By SHIRLEY MAULUDU
KUMUL Petroleum Holdings Limited (KPHL) has withdrawn its vendor financing to beneficiary groups to own shares in the Kroton equity, and benefit more from the PNG LNG project.
KPHL managing director Wapu Sonk said the groups would now have until the end of this month to find their own financing.
Sonk told The National that KPHL had offered the vendor financing option to the groups because “time was running out as the due date for the exercise of the option” was December 31.
“Due to the consultation we have had in past weeks, a few groups have emerged claiming to be representing the landowners and the provincial governments and they have expressed strong desire to do the financing themselves,” Sonk said.
“KPHL respects that and we are giving time for them to find the money and purchase the Kroton shares as agreed to in the Kokopo UBSA (Umbrella Benefit Sharing Agreement) in 2009.”
The UBSA provides that beneficiary groups are to be given a commercial option for 25.75 per cent shareholding in Kroton (Kroton No 2 Limited, now known as Kumul Petroleum Holdings Limited).
KPHL holds the State’s 16.57 per cent in the PNG LNG project.
The option in the UBSA is for an undivided and fixed 25.75 per cent shareholding.
This will mean that the beneficiary groups will have an indirect interest in the PNG LNG project at 4.27 per cent.
This is additional to what the State had already offered – a free 2 per cent (under the Oil and Gas Act) in the PNG LNG project held by the Mineral Resources Development Company.
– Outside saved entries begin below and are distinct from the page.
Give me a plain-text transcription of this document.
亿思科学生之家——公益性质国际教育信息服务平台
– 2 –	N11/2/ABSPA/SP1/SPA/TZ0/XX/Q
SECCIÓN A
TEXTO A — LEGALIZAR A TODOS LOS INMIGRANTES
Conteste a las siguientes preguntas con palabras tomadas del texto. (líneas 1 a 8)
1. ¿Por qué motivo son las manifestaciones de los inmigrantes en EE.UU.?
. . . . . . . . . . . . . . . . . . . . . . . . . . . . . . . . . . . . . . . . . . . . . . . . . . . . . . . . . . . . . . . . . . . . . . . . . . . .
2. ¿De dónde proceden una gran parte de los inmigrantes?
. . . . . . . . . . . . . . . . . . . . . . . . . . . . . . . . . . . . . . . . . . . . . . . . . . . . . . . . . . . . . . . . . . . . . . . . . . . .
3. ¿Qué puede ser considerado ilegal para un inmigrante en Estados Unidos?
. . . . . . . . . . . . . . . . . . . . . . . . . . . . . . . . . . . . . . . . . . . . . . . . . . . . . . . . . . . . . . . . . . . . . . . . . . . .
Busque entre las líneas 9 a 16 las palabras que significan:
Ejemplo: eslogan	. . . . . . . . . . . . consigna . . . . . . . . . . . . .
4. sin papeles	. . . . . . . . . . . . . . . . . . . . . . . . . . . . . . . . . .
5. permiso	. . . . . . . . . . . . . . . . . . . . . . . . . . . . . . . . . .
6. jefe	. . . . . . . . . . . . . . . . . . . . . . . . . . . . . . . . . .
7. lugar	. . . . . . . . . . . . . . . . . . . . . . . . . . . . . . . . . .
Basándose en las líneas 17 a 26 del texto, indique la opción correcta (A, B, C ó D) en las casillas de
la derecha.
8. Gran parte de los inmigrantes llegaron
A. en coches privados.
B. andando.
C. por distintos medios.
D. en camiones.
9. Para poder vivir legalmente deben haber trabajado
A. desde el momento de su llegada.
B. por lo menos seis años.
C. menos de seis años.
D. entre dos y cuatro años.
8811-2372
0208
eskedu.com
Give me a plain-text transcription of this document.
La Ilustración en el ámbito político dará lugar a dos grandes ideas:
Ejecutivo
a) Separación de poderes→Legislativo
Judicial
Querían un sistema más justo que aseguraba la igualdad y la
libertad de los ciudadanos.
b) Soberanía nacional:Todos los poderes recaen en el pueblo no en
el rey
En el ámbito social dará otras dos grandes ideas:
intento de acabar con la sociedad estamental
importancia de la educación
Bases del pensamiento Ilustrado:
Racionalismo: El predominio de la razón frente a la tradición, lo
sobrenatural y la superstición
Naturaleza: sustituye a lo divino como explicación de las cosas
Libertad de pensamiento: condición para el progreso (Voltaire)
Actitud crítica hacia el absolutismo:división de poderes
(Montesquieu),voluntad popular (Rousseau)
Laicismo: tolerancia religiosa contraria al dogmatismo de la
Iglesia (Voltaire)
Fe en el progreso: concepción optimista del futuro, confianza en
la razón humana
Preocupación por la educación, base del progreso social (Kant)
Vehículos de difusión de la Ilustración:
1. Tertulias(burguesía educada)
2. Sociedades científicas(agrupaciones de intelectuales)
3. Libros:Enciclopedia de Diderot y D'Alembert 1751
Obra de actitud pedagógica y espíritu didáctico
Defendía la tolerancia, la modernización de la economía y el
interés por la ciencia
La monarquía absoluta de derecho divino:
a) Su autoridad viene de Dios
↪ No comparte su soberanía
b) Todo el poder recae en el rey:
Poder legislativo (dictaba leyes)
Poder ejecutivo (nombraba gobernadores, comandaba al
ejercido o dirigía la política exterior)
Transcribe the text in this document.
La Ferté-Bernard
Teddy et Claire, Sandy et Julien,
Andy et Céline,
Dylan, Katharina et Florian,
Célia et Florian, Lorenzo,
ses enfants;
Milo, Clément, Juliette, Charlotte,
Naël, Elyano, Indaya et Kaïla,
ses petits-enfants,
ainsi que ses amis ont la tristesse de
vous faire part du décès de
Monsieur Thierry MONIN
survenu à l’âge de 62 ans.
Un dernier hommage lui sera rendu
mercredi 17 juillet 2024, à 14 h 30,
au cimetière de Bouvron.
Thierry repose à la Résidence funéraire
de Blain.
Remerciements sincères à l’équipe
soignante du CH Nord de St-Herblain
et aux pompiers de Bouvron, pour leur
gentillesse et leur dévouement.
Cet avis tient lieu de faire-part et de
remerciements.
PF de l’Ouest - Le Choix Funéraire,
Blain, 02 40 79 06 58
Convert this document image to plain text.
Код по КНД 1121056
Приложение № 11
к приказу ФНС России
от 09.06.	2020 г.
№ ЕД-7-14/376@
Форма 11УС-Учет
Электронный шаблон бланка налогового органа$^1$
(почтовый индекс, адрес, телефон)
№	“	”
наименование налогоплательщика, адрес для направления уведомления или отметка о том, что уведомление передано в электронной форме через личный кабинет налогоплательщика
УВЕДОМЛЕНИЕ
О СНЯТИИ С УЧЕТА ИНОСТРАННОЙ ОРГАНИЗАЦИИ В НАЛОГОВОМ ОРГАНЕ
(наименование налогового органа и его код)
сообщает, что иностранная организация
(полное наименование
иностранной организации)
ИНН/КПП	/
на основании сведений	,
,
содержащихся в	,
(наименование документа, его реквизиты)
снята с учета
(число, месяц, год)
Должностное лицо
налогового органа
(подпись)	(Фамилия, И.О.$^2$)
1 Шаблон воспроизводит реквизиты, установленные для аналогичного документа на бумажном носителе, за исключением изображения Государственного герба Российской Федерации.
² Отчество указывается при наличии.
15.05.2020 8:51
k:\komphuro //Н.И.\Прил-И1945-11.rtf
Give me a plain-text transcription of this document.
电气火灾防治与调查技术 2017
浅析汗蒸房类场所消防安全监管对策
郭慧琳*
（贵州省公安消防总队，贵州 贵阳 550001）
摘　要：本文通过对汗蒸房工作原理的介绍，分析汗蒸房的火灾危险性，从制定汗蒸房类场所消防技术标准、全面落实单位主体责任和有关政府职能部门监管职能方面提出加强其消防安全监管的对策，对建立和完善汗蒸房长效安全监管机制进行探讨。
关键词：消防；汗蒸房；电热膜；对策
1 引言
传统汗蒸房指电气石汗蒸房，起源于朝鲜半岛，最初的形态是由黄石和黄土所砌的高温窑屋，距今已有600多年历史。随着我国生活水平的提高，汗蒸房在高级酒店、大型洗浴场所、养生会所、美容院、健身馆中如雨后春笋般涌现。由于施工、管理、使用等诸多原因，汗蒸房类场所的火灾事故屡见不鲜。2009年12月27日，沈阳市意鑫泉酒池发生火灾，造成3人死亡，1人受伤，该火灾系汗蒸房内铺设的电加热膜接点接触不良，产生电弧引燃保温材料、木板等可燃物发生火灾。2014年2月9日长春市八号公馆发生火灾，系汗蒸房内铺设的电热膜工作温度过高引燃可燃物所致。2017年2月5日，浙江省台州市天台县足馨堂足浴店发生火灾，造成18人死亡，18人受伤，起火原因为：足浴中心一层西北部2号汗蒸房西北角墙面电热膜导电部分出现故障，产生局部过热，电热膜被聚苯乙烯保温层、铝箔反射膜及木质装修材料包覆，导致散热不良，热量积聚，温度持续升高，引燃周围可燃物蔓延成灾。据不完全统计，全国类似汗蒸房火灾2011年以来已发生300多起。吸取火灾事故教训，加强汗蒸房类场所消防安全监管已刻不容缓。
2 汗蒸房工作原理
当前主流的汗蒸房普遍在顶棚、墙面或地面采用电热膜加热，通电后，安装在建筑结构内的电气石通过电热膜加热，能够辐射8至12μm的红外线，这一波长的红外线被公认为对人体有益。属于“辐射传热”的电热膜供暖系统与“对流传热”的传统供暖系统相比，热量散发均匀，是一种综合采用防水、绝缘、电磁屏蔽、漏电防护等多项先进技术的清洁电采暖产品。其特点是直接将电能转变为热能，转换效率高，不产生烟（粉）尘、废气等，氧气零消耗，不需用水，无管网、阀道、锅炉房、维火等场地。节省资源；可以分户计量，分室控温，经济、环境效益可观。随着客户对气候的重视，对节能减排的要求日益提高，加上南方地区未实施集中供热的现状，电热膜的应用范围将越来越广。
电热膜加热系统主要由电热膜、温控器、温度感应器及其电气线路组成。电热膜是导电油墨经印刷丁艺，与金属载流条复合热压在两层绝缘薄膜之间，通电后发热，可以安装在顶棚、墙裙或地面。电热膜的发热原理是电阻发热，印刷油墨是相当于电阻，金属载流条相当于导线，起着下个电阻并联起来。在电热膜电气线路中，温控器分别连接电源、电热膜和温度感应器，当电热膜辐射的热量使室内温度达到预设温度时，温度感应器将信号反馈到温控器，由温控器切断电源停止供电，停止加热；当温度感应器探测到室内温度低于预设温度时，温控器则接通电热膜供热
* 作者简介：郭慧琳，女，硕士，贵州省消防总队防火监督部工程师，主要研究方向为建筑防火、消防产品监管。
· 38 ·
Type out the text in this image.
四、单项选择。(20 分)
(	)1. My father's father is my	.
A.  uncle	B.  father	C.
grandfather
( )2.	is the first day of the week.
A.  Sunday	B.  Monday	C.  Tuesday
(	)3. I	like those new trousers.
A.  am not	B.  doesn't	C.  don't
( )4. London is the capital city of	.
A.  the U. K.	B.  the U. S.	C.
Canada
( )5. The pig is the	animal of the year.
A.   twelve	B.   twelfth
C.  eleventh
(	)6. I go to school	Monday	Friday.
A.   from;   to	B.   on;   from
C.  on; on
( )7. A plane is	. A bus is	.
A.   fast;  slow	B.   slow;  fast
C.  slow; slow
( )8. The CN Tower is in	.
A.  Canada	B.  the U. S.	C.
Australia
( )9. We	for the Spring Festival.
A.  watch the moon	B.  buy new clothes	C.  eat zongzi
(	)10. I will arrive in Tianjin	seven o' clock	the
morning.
Sonk said on the 4.27 per cent shareholding, they offered the vendor financing to the beneficiary groups to make it easy for them to buy the option.
“But we got pushed back by different groups. So we are now allowing them to finance the option themselves,” he said.
“At the moment, we want to step aside and allow the beneficiaries to go and find the finance and pass it onto Government in exchange for the shares which will be given to the beneficiaries.”